You brought this up in the thread that I started. Before I answer, I’ll admit that it’s entirely possible I’m thinking about this completely wrong, and have the wrong mental model of what you’re proposing. I’m relatively new to this sort of thing, so I’m definitely open to being educated. That said:
Wouldn’t join
rely on the main data having samples as rows and features as columns to match the metadata? I do this sometimes, but it often results in DataFrames that are tens of thousands of columns (with only a few hundred rows). One of the reasons that I’ve found this problematic is that I often need to get do calculations on features based on each sample.

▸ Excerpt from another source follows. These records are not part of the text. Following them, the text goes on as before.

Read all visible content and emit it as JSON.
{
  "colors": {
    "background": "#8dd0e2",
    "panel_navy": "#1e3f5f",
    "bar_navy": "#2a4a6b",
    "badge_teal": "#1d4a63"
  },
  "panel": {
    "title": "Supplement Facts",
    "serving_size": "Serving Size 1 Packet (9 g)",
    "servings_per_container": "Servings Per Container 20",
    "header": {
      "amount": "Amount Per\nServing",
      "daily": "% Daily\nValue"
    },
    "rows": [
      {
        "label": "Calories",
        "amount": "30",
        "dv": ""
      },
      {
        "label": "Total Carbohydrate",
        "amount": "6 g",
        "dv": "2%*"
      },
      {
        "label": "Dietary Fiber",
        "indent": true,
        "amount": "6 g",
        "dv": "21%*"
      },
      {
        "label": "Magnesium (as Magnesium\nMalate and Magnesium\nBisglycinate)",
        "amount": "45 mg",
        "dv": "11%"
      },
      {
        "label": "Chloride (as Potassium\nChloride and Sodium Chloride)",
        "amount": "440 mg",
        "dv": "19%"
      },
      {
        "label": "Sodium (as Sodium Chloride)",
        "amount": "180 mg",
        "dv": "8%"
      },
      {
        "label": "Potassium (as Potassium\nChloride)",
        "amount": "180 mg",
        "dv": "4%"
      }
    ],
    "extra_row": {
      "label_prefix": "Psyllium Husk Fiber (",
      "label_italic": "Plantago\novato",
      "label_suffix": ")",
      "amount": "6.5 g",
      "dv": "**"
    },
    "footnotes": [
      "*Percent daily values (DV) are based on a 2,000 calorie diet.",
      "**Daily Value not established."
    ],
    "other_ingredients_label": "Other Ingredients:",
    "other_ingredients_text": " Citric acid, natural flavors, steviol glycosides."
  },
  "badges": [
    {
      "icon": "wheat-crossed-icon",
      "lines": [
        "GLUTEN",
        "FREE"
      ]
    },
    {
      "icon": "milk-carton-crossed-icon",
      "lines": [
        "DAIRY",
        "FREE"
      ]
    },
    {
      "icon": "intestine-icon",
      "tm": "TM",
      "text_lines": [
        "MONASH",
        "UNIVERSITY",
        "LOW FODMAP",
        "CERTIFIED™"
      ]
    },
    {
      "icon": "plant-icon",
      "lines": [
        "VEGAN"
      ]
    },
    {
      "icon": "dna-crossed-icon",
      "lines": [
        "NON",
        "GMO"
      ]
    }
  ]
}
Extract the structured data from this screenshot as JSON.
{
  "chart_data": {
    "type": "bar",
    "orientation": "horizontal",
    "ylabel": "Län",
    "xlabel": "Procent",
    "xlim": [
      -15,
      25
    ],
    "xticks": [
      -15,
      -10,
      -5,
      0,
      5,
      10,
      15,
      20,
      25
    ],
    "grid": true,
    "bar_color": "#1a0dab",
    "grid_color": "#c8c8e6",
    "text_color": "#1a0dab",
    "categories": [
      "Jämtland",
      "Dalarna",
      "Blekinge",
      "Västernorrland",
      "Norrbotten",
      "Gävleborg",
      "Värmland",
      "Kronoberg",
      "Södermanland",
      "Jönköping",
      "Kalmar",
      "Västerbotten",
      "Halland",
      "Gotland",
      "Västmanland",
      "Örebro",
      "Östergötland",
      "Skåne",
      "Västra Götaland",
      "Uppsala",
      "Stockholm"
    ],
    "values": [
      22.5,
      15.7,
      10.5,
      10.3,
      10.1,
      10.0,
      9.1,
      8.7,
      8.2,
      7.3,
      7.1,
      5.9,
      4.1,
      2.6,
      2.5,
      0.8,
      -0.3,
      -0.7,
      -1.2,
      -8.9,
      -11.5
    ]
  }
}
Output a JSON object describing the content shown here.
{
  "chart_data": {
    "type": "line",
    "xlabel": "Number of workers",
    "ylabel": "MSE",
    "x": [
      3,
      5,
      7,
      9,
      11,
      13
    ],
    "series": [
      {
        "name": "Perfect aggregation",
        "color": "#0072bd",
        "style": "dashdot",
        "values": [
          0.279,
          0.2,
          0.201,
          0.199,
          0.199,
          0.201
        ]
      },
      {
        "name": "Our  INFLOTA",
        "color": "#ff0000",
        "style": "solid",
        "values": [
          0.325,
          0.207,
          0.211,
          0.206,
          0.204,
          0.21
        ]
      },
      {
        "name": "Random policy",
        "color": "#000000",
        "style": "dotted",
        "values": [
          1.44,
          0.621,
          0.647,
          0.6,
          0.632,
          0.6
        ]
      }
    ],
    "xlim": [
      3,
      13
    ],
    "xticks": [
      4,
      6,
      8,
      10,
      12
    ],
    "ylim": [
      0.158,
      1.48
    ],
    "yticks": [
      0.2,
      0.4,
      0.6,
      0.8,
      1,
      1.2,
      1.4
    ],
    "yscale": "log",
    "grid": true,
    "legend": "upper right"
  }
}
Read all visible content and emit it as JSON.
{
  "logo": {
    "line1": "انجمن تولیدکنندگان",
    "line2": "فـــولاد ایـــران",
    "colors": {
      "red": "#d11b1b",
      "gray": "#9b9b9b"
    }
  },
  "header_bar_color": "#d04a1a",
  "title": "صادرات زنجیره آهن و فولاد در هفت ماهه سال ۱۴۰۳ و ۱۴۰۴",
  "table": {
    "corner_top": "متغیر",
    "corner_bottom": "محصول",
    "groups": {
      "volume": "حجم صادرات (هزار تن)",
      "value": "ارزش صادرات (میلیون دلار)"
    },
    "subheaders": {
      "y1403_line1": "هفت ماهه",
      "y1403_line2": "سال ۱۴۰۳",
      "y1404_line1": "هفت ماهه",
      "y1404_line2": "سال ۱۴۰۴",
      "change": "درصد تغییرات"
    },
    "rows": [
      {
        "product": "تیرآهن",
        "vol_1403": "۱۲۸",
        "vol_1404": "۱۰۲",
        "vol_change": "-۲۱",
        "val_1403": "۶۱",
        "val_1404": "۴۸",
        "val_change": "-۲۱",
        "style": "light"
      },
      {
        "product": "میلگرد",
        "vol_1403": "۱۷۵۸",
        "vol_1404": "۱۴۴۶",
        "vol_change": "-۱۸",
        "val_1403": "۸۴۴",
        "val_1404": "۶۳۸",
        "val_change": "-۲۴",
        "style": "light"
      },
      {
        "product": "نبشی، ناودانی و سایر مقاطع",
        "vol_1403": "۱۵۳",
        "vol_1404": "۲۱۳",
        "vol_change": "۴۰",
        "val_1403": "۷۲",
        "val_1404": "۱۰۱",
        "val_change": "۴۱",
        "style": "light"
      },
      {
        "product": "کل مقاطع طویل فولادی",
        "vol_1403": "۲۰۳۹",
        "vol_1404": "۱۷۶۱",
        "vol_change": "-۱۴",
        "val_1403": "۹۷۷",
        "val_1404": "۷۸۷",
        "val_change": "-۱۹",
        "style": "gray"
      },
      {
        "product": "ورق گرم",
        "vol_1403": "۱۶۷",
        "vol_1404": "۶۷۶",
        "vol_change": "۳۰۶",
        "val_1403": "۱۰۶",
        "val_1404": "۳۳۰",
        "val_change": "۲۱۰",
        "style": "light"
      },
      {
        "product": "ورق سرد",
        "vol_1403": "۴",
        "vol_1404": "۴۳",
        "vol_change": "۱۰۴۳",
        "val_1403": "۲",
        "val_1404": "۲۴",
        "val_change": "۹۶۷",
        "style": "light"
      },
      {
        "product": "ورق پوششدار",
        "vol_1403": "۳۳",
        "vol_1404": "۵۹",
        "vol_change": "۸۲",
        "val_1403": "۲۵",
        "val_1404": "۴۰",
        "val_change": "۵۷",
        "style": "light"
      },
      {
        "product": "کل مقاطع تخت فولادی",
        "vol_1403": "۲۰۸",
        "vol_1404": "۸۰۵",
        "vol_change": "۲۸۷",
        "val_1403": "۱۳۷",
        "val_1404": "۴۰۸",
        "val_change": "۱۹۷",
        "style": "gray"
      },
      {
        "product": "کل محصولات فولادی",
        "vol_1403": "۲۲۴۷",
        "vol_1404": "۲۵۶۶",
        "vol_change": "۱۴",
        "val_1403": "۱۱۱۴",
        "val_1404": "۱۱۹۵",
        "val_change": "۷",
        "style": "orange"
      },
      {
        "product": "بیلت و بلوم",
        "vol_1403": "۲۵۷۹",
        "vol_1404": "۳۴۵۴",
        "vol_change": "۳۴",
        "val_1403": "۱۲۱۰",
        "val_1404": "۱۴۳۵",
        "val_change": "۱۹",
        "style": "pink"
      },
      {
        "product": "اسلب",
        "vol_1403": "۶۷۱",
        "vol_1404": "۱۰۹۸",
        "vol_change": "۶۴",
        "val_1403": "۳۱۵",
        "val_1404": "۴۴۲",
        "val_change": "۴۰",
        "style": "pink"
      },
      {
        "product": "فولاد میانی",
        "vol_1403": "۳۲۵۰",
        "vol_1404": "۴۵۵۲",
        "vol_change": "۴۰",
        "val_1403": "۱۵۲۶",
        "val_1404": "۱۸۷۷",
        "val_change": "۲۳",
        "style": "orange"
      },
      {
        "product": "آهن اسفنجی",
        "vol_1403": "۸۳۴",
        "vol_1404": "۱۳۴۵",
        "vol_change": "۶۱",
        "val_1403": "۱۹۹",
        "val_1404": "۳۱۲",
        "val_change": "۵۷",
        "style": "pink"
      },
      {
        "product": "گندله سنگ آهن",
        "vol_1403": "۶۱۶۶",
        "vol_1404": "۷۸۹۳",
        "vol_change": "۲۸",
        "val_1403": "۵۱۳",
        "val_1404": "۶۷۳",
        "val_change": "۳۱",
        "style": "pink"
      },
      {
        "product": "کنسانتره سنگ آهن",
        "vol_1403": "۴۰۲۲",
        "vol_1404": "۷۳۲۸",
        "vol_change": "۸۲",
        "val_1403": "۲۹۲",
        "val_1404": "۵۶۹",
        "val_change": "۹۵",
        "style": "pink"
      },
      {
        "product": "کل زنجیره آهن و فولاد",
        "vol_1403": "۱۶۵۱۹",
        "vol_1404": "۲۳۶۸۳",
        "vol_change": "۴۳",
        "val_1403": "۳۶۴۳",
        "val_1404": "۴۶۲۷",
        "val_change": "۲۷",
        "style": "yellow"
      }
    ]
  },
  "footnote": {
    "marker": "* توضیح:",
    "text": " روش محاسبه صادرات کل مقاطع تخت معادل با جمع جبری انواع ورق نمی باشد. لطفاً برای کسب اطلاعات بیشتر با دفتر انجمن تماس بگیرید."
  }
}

One common example: in my sample data, each microbe has a count, and I want to convert that to relative abundance (the count over the sum of counts of all species). This is a within-sample property - if samples are rows in a table along with (what I’m calling) sample metadata, I have to first select columns that are my microbial species (this is complicated now but might be helped by having column labels), then I need to convert the DataFrame to a matrix (since I need to do calculations on rows, and things like sum
are not defined for rows of DataFrames), then do the calculation (and I gather that taking eg the sum of a row vector is less efficient than for a column vector).
Of course, I can just hold on to the original table where samples remain as columns, but then we’re back to the same problem. Another solution would be to just do the calculations on each sample while they’re in columns before combining them into the sample-as-row table, but I often need different calculations for different subsets of the samples depending on the patient data.